“I have been doing this sort of thing for quite a while now.”
I am not sure anyone should write a cookery book until they reach a certain age. It is quite possible to open a food business with a dozen or so recipes, but that does not constitute a book of knowledge. It is down vocabulary and experience. And as a lot, probably most, are ghost written these days, there is no voice.
Rowley Leigh has plenty of voice to go along with his experience. He recalls unloading the first lorry load of produce delivered from the Paris markets at Rungis back in 1979. He has been at the helm of two of west London’s most fashionable restaurants Kensington Place and then Le Café Anglais, so he has built a fine repertoire of trusted post Elizabeth David style classics which he shared in the Financial Times for many years which form the back bone of this collection of monthly highlights.
There is a modesty and honesty to his writing and to his recipes. “Good cooks love a snowy head of cauliflower for the thing of beauty it is…”
And he slips in some technical and historical notes that might appear on a TV quiz like QI. “Classically crème Dubarry would be thickened with a béchamel sauce and a potage Dubarry with potatoes. I prefer to use rice…” Plus there is a little backgrounder on the salacious Comtesse Dubarry herself.

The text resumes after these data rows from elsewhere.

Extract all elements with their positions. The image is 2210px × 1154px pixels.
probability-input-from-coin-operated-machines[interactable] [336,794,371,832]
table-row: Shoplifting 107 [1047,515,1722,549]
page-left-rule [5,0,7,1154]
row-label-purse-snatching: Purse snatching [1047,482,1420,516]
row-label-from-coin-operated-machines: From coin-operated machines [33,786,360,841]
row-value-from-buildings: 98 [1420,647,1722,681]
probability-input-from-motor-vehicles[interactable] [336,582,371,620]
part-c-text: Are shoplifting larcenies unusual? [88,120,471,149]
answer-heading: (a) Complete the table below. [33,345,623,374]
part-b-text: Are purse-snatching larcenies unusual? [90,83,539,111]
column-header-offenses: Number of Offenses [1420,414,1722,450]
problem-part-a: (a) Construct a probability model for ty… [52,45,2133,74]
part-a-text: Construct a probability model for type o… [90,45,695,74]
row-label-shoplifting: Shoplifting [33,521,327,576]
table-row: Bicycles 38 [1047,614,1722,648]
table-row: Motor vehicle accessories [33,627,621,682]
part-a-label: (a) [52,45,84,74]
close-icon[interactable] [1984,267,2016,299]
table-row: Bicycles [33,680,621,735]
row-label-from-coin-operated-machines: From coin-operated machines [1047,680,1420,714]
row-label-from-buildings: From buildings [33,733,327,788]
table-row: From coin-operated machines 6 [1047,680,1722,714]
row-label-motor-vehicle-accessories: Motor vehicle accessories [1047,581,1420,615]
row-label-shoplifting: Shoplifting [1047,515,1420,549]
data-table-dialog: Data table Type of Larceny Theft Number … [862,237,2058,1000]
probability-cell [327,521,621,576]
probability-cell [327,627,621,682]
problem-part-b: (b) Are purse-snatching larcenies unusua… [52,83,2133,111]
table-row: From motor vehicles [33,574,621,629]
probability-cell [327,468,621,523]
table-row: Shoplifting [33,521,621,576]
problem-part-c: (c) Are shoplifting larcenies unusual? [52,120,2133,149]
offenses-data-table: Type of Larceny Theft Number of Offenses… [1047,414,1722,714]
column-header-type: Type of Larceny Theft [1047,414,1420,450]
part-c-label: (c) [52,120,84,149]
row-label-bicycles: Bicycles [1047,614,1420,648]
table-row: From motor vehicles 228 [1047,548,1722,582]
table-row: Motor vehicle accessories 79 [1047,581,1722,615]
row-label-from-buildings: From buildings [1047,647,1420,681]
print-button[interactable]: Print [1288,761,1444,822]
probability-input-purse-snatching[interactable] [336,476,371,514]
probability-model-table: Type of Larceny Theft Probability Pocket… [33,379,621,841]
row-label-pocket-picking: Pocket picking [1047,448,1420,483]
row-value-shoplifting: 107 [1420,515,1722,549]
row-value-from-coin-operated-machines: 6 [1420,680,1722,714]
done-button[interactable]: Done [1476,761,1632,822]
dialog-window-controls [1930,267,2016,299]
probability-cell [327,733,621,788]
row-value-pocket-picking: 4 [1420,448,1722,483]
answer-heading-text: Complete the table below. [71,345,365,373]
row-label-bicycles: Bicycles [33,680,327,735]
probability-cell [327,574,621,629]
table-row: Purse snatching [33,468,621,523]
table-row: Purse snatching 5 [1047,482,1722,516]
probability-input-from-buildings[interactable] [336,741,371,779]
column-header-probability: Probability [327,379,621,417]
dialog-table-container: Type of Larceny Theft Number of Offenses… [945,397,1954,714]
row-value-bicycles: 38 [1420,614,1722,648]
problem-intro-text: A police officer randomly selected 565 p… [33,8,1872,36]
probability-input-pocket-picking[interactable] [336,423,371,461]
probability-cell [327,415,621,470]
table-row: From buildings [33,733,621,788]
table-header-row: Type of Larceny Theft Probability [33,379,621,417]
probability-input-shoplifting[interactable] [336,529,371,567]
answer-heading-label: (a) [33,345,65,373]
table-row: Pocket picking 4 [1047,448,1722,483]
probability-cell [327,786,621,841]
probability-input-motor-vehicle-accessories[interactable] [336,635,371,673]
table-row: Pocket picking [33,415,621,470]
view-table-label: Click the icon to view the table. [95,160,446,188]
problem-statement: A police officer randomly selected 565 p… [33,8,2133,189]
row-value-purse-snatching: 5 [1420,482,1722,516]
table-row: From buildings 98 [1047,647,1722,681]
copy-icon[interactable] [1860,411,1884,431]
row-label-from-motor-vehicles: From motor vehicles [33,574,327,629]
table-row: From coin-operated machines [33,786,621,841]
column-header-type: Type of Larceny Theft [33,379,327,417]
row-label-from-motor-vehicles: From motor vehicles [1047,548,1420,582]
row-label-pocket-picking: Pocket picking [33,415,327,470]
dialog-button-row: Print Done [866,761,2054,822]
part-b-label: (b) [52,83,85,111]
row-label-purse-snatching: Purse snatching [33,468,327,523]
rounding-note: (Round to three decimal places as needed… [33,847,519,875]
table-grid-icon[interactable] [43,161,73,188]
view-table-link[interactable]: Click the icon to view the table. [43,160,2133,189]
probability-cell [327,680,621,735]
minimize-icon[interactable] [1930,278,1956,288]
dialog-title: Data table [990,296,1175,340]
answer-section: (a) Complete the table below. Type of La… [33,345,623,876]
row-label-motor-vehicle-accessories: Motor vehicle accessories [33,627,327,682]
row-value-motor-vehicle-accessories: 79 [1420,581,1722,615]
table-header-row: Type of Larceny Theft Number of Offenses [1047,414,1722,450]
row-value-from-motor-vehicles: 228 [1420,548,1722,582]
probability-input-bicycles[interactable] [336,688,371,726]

You feel the effort that has gone into the cooking and his frustration when the Times columnist Bernard Levin “spurned the scallops and foie gras, ignored the turbot and the pheasant and contemptuously murmured that he would just have an omelette.”
But then Leigh trained with the Roux brothers who used to audition young chefs by asking them to prepare an omelette, so his technique is worth listening to…”Heat the pan with the merest film of cooking oil with the suspicion of a heat haze. Add the butter and quickly…”

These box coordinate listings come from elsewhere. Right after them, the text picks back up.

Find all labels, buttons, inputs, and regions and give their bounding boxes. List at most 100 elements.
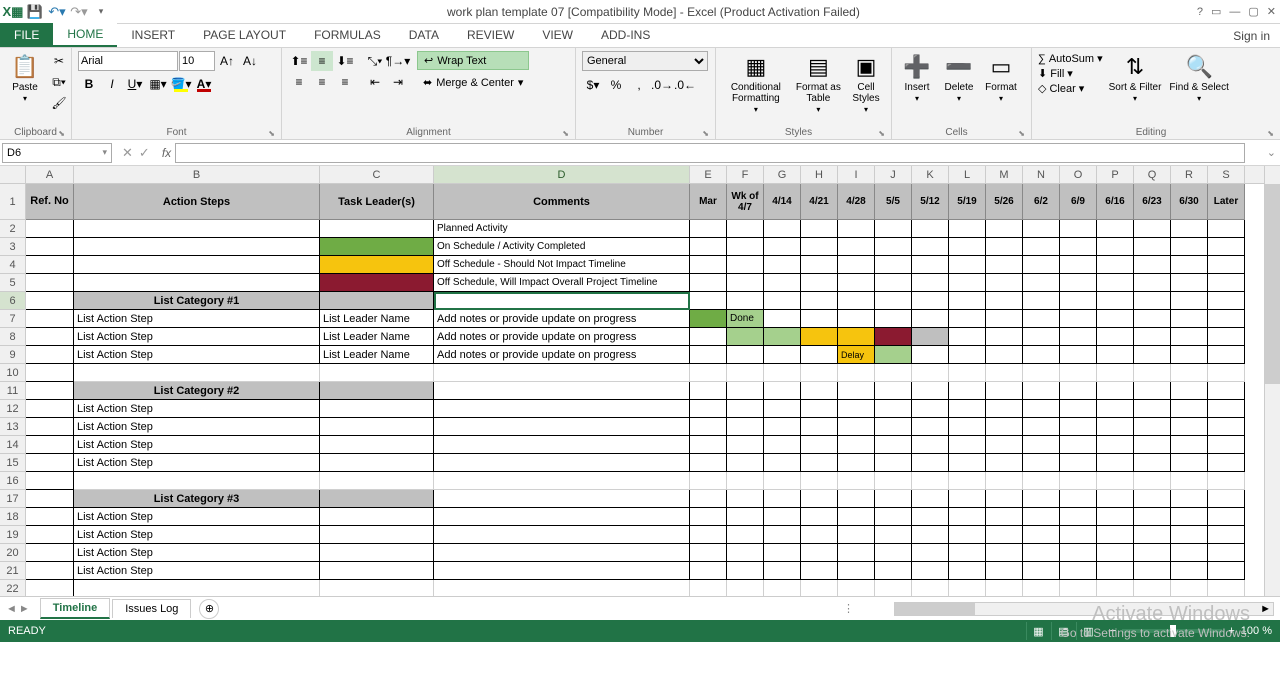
cell[interactable] <box>1208 400 1245 418</box>
cell[interactable] <box>875 526 912 544</box>
cell[interactable]: Delay <box>838 346 875 364</box>
cell[interactable] <box>1134 436 1171 454</box>
insert-cells-button[interactable]: ➕Insert▾ <box>898 51 936 105</box>
cell[interactable] <box>1208 454 1245 472</box>
cell[interactable] <box>26 346 74 364</box>
cell[interactable] <box>764 238 801 256</box>
cell[interactable] <box>838 454 875 472</box>
cell[interactable] <box>912 472 949 490</box>
cell[interactable] <box>434 526 690 544</box>
cell[interactable] <box>1023 238 1060 256</box>
tab-data[interactable]: DATA <box>395 23 453 47</box>
bold-button[interactable]: B <box>78 74 100 94</box>
cell[interactable]: List Action Step <box>74 526 320 544</box>
tab-review[interactable]: REVIEW <box>453 23 528 47</box>
cell[interactable]: List Action Step <box>74 310 320 328</box>
cell[interactable] <box>727 508 764 526</box>
cell[interactable] <box>727 436 764 454</box>
cell[interactable] <box>1171 382 1208 400</box>
cell[interactable] <box>949 364 986 382</box>
cell[interactable] <box>764 220 801 238</box>
cell[interactable] <box>727 274 764 292</box>
font-name-select[interactable] <box>78 51 178 71</box>
cell[interactable] <box>1171 472 1208 490</box>
cell[interactable] <box>912 508 949 526</box>
zoom-out-icon[interactable]: − <box>1110 625 1116 637</box>
cell[interactable] <box>727 472 764 490</box>
cell[interactable] <box>727 346 764 364</box>
cell[interactable] <box>1023 364 1060 382</box>
increase-decimal-icon[interactable]: .0→ <box>651 75 673 95</box>
cell[interactable]: List Action Step <box>74 418 320 436</box>
tab-addins[interactable]: ADD-INS <box>587 23 664 47</box>
cell[interactable] <box>727 292 764 310</box>
cell[interactable] <box>74 472 320 490</box>
cell[interactable] <box>875 364 912 382</box>
cell[interactable] <box>1171 274 1208 292</box>
cell[interactable] <box>26 472 74 490</box>
row-header-19[interactable]: 19 <box>0 526 25 544</box>
cell[interactable] <box>912 382 949 400</box>
font-color-button[interactable]: A▾ <box>193 74 215 94</box>
cell[interactable] <box>875 508 912 526</box>
cell[interactable] <box>801 346 838 364</box>
cell[interactable] <box>690 274 727 292</box>
cell[interactable] <box>875 418 912 436</box>
cell[interactable] <box>764 544 801 562</box>
cell[interactable] <box>1097 508 1134 526</box>
cell[interactable] <box>1171 346 1208 364</box>
cell[interactable] <box>875 274 912 292</box>
cell[interactable] <box>764 274 801 292</box>
col-header-Q[interactable]: Q <box>1134 166 1171 183</box>
row-header-16[interactable]: 16 <box>0 472 25 490</box>
cell[interactable]: 4/28 <box>838 184 875 220</box>
cell[interactable]: 5/26 <box>986 184 1023 220</box>
cell[interactable] <box>1208 508 1245 526</box>
cell[interactable] <box>986 310 1023 328</box>
cell[interactable] <box>838 400 875 418</box>
ribbon-options-icon[interactable]: ▭ <box>1211 5 1221 18</box>
cell[interactable] <box>1060 580 1097 596</box>
cell[interactable] <box>986 472 1023 490</box>
cell[interactable] <box>26 220 74 238</box>
cell[interactable] <box>912 580 949 596</box>
cell[interactable] <box>801 580 838 596</box>
cell[interactable] <box>986 220 1023 238</box>
cell[interactable] <box>1208 274 1245 292</box>
cell[interactable] <box>26 526 74 544</box>
cell[interactable] <box>1060 490 1097 508</box>
cell[interactable] <box>838 274 875 292</box>
sheet-nav-prev-icon[interactable]: ◄ <box>6 603 17 615</box>
cell[interactable] <box>434 400 690 418</box>
row-header-13[interactable]: 13 <box>0 418 25 436</box>
find-select-button[interactable]: 🔍Find & Select▾ <box>1167 51 1230 105</box>
cancel-formula-icon[interactable]: ✕ <box>122 145 133 161</box>
cell[interactable] <box>1023 544 1060 562</box>
align-bottom-icon[interactable]: ⬇≡ <box>334 51 356 71</box>
cell[interactable] <box>434 544 690 562</box>
cell[interactable] <box>949 292 986 310</box>
cell[interactable] <box>1097 310 1134 328</box>
cell[interactable] <box>1171 436 1208 454</box>
cell[interactable] <box>1208 418 1245 436</box>
cell[interactable] <box>949 454 986 472</box>
cell[interactable] <box>838 292 875 310</box>
cell[interactable]: Off Schedule - Should Not Impact Timelin… <box>434 256 690 274</box>
col-header-N[interactable]: N <box>1023 166 1060 183</box>
cell[interactable] <box>1171 364 1208 382</box>
cell[interactable]: List Action Step <box>74 328 320 346</box>
cell[interactable] <box>838 382 875 400</box>
col-header-G[interactable]: G <box>764 166 801 183</box>
cell[interactable] <box>875 490 912 508</box>
cell[interactable] <box>727 418 764 436</box>
cell[interactable] <box>1171 220 1208 238</box>
cell[interactable] <box>838 310 875 328</box>
row-header-9[interactable]: 9 <box>0 346 25 364</box>
cell[interactable] <box>764 526 801 544</box>
cell[interactable] <box>875 292 912 310</box>
cell[interactable] <box>949 436 986 454</box>
cell[interactable] <box>1023 472 1060 490</box>
cell[interactable] <box>801 382 838 400</box>
minimize-icon[interactable]: — <box>1229 6 1240 18</box>
cell[interactable] <box>320 220 434 238</box>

His Bolognese – a ragu in fact – is worth the price of the book as are many other recipes which offer a year’s worth of pleasure as much in the reading and cooking as the eating. There are little instructive tricks like marinating all the ingredients for a fish soup overnight in white wine before the cooking and then thinning the mayonnaise for the rouille with a little of the soup itself.

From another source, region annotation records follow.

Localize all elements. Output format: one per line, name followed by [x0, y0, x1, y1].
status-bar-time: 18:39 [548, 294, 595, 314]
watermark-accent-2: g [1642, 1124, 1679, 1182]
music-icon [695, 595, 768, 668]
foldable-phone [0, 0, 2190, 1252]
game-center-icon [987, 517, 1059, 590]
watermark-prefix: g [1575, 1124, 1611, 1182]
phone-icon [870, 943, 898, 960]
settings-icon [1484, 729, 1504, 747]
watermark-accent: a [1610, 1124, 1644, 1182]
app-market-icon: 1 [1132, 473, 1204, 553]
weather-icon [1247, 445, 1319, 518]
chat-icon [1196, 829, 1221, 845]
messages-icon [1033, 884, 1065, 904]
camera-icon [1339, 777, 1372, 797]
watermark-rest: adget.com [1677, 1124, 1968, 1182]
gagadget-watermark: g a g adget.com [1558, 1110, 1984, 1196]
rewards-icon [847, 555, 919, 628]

You might presume that such a work would have been snapped up by a mainstream UK publisher with a healthy advance – after all, to anyone in the know – many of whom are listed in the back as supporters – this is probably going to sit alongside Simon Hopkinson and Lindsey Bareham’s Roast Chicken and Other Stories, which was nominated as the Waitrose food book of the decade. No such antecedents, as it comes from the crowd sourcing Internet start-up Unbound.
The evocative still life photograpy by Andy Sewell is equally awe-struck by the thing of beauty that it is.